Nah ini, ketika pendidikan sekarang hanya menghasilkan pengangguran, maka yang mesti diperbaiki menurut hemat saya adalah ‘proses pendidikannya’ agar mampu menghasilkan lulusan yang klo S1 ia mesti dapat bekerja mandiri, S2 menjadi profesional, dan S3 menjadi ilmuwan, atau apalah tujuannya yang penting mereka mampu membuka lapangan kerja, mengembangkan ilmu pengatahuan, dan menjadikan dunia kita sebagai tempat hidup yang lebih baik bagi semua. Jadi bukan dengan meniadakan pendidikan Pak, itu menurut saya hehehe...

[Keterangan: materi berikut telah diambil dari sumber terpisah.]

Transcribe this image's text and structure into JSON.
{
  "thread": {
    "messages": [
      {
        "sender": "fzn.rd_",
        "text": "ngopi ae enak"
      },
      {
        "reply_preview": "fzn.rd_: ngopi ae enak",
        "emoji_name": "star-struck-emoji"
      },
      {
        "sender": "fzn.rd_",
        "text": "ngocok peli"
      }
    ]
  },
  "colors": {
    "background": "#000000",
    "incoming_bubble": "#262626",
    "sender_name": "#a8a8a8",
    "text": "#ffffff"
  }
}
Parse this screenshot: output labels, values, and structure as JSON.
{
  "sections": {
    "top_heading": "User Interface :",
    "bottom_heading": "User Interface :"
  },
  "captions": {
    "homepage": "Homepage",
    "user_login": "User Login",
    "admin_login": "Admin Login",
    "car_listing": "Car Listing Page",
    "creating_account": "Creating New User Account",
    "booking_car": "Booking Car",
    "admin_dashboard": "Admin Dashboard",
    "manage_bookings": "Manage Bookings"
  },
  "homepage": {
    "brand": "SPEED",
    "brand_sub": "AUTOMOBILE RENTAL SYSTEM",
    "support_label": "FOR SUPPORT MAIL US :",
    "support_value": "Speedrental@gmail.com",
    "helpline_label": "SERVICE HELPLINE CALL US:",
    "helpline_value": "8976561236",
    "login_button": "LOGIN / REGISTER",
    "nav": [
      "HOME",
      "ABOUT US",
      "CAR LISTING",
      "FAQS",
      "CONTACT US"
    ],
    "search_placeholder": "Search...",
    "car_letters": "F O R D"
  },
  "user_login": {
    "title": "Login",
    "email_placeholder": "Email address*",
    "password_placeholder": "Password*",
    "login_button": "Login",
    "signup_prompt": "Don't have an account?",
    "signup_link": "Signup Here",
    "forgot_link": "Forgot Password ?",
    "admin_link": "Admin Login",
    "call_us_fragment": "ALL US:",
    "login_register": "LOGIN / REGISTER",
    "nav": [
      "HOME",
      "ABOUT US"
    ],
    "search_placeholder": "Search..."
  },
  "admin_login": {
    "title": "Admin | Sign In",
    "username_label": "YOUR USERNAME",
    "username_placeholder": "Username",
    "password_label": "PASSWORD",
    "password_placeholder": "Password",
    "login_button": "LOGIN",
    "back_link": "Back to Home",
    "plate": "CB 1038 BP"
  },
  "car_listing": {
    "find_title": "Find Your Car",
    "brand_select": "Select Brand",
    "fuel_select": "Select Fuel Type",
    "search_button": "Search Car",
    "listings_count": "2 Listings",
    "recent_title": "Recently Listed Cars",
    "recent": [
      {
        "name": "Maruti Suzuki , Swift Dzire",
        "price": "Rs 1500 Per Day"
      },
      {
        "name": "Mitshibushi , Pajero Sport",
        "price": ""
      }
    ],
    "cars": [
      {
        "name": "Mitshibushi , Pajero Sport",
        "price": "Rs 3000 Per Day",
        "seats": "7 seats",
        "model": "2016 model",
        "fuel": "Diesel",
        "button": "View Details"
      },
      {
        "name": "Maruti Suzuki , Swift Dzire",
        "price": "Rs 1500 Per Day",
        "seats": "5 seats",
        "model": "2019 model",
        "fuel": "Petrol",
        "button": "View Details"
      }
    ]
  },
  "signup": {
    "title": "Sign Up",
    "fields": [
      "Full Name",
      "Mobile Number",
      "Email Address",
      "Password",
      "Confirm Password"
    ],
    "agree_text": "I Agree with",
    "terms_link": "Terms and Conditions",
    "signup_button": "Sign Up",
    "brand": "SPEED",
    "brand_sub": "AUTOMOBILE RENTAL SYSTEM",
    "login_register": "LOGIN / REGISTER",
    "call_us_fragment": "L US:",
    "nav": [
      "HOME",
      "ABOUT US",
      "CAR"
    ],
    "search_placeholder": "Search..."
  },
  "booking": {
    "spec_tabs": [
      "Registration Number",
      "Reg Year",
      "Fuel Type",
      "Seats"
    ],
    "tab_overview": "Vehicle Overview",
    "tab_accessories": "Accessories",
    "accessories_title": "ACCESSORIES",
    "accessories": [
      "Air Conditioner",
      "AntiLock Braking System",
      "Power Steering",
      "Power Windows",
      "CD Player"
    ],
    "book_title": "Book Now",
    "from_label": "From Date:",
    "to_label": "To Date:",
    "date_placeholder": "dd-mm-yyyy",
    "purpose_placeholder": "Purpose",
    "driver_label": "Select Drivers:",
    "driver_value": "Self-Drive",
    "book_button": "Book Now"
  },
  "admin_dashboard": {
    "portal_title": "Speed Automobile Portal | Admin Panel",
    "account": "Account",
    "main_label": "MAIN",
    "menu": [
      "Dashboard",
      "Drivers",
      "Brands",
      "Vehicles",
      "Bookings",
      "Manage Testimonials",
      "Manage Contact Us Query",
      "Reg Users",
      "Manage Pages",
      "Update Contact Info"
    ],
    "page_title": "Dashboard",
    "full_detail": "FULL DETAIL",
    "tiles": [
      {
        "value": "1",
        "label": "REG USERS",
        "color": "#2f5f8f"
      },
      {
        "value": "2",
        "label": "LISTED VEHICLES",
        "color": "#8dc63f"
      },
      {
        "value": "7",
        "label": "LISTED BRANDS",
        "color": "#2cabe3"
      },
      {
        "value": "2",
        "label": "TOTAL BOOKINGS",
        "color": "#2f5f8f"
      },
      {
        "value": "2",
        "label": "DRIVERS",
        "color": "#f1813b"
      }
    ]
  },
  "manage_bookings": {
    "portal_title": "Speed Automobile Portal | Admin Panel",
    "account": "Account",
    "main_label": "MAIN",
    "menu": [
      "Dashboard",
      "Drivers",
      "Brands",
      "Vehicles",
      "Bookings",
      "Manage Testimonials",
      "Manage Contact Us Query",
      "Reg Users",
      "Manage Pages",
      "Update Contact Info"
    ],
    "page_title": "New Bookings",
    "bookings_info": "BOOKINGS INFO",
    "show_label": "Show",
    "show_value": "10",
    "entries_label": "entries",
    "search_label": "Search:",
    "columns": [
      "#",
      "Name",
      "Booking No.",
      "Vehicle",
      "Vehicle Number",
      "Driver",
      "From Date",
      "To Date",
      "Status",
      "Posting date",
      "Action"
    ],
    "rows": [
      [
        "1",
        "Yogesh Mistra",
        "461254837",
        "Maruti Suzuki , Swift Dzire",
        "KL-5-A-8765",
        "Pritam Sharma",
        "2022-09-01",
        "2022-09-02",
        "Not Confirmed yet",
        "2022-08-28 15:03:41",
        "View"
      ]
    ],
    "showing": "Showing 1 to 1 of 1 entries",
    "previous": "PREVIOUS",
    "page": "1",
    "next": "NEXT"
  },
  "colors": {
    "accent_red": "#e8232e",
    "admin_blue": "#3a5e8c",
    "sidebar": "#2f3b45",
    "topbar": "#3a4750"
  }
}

“Pengangguran membuat tekanan pada pemerintah, akhirnya pemerintah membuka lowongan "pengangguran terselubung" di bawah naungan bernama pegawai negri. Kalau 90% pegawai negri di PHK, negara ini akan semakin makmur, karena lebih sedikit pengganggu dan ‘peraturan’.”
Mohon dijelaskan apa benar pengangguran menekan pemerintah dan akhirnya membuat pemerintah membuka CPNS? Maaf saya ragu... bukankah pemerintah memang membutuhkan pegawai, atau staff profesional -memang format PNS di Indonesia belum seperti di Jerman yang lebih profesional- agar dapat betul-betul profesional dan memberi kontribusi bagi negara dan masyarakat. Bukankah klo PNS di-PHK justru akan semakin menambah pengangguran? ‘Semakin makmur’ bagaimana yang Pak Imam maksud, mohon jelaskan logikanya secara jelas....
”Karena adanya gangguan dari "pegawai negri", politikus, maka semakin sedikit orang yang bisa produktif.”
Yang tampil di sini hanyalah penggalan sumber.